Due to its characteristics, RMSprop’s strategy is particularly effective for optimizing non-convex functions. In other words, RMSprop is specifically designed for optimization problems where the graph of the function can have multiple local minima, maxima, or saddle points. Visually, a non-convex function would have multiple valleys, hills, small dips, and rocky surfaces rather than a single, smooth bowl-shape (which would be convex).

A sample non-convex function that can be optimized with RMSprop

Using RMSprop in PyTorch and TensorFlow

In practice, you rarely have to implement RMSprop manually. Since it is a widely used algorithm, it is available in popular frameworks such as PyTorch and TensorFlow.

RMSprop in PyTorch

In PyTorch, the algorithm is implemented under the optim module:

import torch
torch.optim.RMSprop
torch.optim.rmsprop.RMSprop

Here is how you can use it to optimize (find the minimum) of any function f(x):

import torch.optim as optim
# Define the loss function: f(x) = x / log(x)
def f(x):
   return x / torch.log(x)
# Create a tensor with requires_grad=True
x = torch.tensor([364.0], requires_grad=True)
# Create an RMSprop optimizer
optimizer = optim.RMSprop([x], lr=0.3)
# Optimization loop
for i in range(1500):
   # Forward pass: compute the loss
   loss = f(x)
  
   # Backward pass: compute the gradients
   loss.backward()
  
   # Update the parameter
   optimizer.step()
  
   # Zero the gradients
   optimizer.zero_grad()
  
   if i % 100 == 0:
       print(f'Iteration {i}: x = {x.item():.4f}')
print(f'Final result: x = {x.item():.4f}')

Output: 

Iteration 0: x = 361.0000

Iteration 100: x = 302.5840

Iteration 200: x = 268.0156

Iteration 300: x = 236.2579

Iteration 400: x = 205.2928

Iteration 500: x = 174.5349

Iteration 600: x = 143.7643

Iteration 700: x = 112.8619

Iteration 800: x = 81.7036

Iteration 900: x = 50.0471

Iteration 1000: x = 17.0591

Iteration 1100: x = 2.7183

Iteration 1200: x = 2.7183

Iteration 1300: x = 2.7183

Iteration 1400: x = 2.7183

Final result: x = 2.7183

In this case, we are optimizing x / log(x) function, which has a minimum at e.

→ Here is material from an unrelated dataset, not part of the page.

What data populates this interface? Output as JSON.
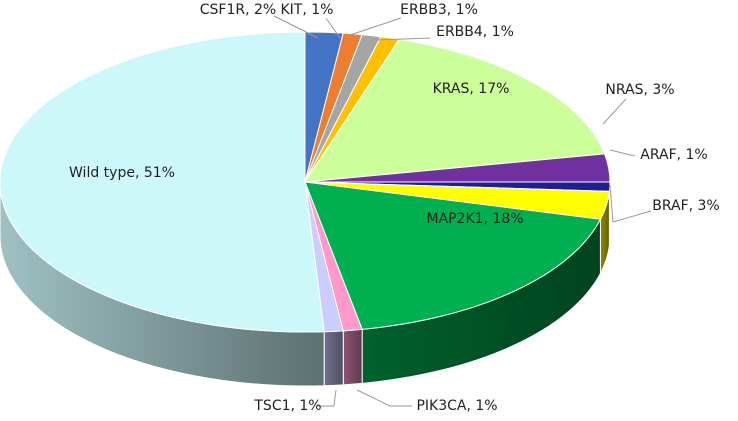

When we are initializing the RMSprop class, we are giving it an arbitrary start value, 364. After about 1100 iterations, the minimum is correctly found.

Here is the explanation of the code:

1. Function definition:

def f(x):
   return x / torch.log(x)

2. Initialization:

x = torch.tensor([364.0], requires_grad=True)

Creates a PyTorch tensor with an initial value of 364.0. requires_grad=True allows PyTorch to compute gradients for this tensor.

3. Optimizer setup:

optimizer = optim.RMSprop([x], lr=0.3)

4. Optimization loop:

for i in range(1500):

Runs the optimization process for 1500 iterations.

  1. Inside the loop:
  • loss = f(x): Computes the current value of the function.
  • loss.backward(): Computes the gradient of the loss with respect to x.
  • optimizer.step(): Updates x using the RMSprop algorithm.
  • optimizer.zero_grad(): Resets the gradients to zero for the next iteration.
  1. Progress tracking:
if i % 100 == 0:
       print(f'Iteration {i}: x = {x.item():.4f}')
  1. Final result:
print(f'Final result: x = {x.item():.4f}')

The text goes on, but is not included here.